More than 15 percent of all critically ill patients who end up in intensive care with severe influenza or Covid-19 additionally develop aspergillosis, a pulmonary fungal infection. This doubles their mortality rate. A UZ Leuven and KU Leuven trial with international partners has revealed that multiple dysfunctions of the immune response lie at the basis of higher susceptibility to fungal infections. These insights were published in The Lancet Respiratory Medicine and constitute an important first step toward increasing the survival rate of patients with these severe lung infections.
Every year, hundreds of thousands of people worldwide end up in intensive care with influenza or Covid-19. About 15 percent of them develop an additional lung infection with the common fungus Aspergillus (aspergillosis). In healthy people, this infection hardly ever leads to illness. For critically ill patients with an underlying influenza or Covid-19 infection, however, aspergillosis can be deadly: the fungus can start to grow in the tissue of their respiratory tract and lungs and cause irreversible damage.

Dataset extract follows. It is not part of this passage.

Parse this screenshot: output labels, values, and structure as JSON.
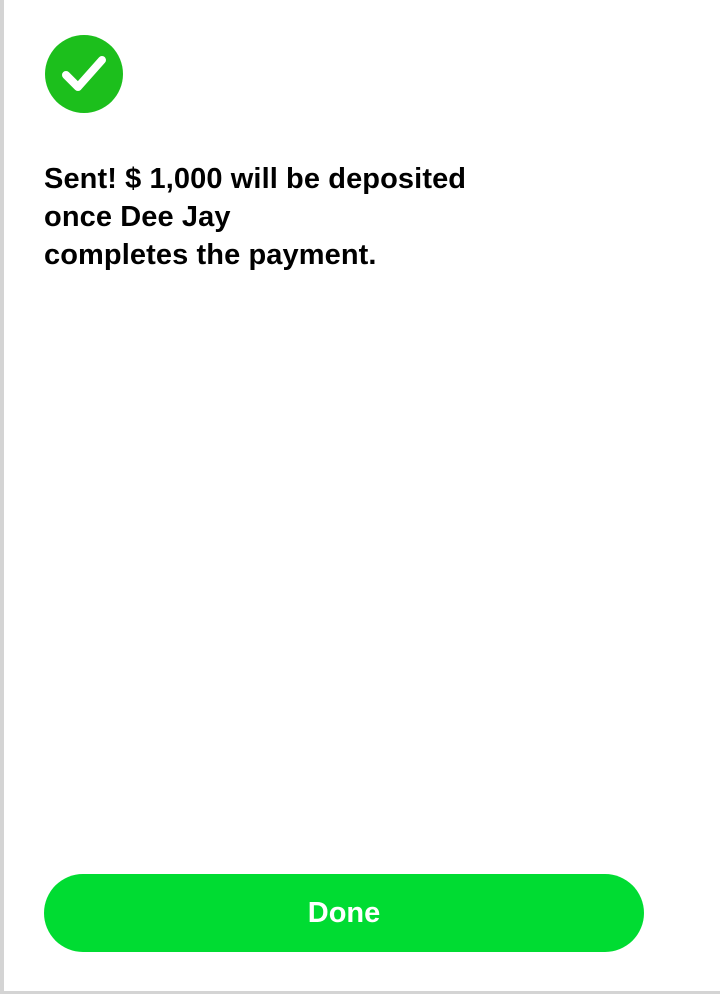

The mortality rate of these patients becomes 40 percent to 50 percent, about twice as high as that of ICU patients who only have severe influenza or Covid-19.
To find out why some patients with severe influenza or Covid-19 also develop aspergillosis and what to do about it, UZ Leuven and KU Leuven researchers set up an observational study, together with international colleagues. The study uncovered part of the mechanism that opens the door to an additional fungal infection in patients with an influenza or coronavirus infection.
Professor Joost Wauters, intensivist at UZ Leuven and the principal investigator of the study, explained, “We discovered that, in patients with serious influenza or Covid-19 who develop this type of fungal infection, the innate immune system had been affected in various areas. Their immune cells, which in healthy people are responsible for eliminating fungal spores in the lungs, were compromised. Furthermore, the white blood cells that would normally clean up fungal hyphae did not seem to function properly in those influenza or Covid-19 patients. It was surprising to see that partly similar deviating immune processes come into play in both Covid-19 and influenza.”
Dr. Simon Feys, internist in training at UZ Leuven and doctoral researcher at KU Leuven, added: “In tissue stainings, we also saw that the corona or influenza virus affects the epithelium of the lungs. This is the layer of cells that lines the respiratory tract and lung tissue, which forms the first barrier against infections. For Covid-19, we were able to show that specifically in the locations where the virus affects the epithelium, the fungus also penetrates the tissue.”
Johan Van Weyenbergh, PhD, (KU Leuven Rega Institute), who is the co-lead of the study, said, “With this information, we can develop biomarkers that help to predict which patients are more susceptible to a fungal infection and therefore need close follow-up.”
Professor Agostinho Carvalho (University of Braga, Portugal), who also co-led the study, added, “Our results also lead the way for further research into medication that can repair the affected processes of the immune system and, as a result, suppress the fungal infection.”
The study was performed using lung samples of 169 patients with influenza or Covid-19, with or without aspergillosis. Most of the samples were collected over the last couple of years via bronchoalveolar lavage, a classical diagnostic technique for suspected lung infections, and stored in the Leuven biobank.
In 2018, Wauters and his team were the first to report the dangerous combination of aspergillosis and influenza, which led to worldwide vigilance in intensive care units. The current follow-up study now uncovers the mechanism, which will pave the way for the development of biomarkers and modified treatments for patients with this double infection. The corona pandemic made it interesting to include the samples of patients with Covid-19 as well as samples of patients with influenza.
The study was performed in collaboration with various research groups of KU Leuven and UZ Leuven, as well as researchers from ZNA (Belgium), the University of Braga (Portugal), the Max Planck Research Unit for Neurogenetics in Frankfurt (Germany), CHU Amiens-Picardie (France) and the Radboud Universiteit in Nijmegen (The Netherlands).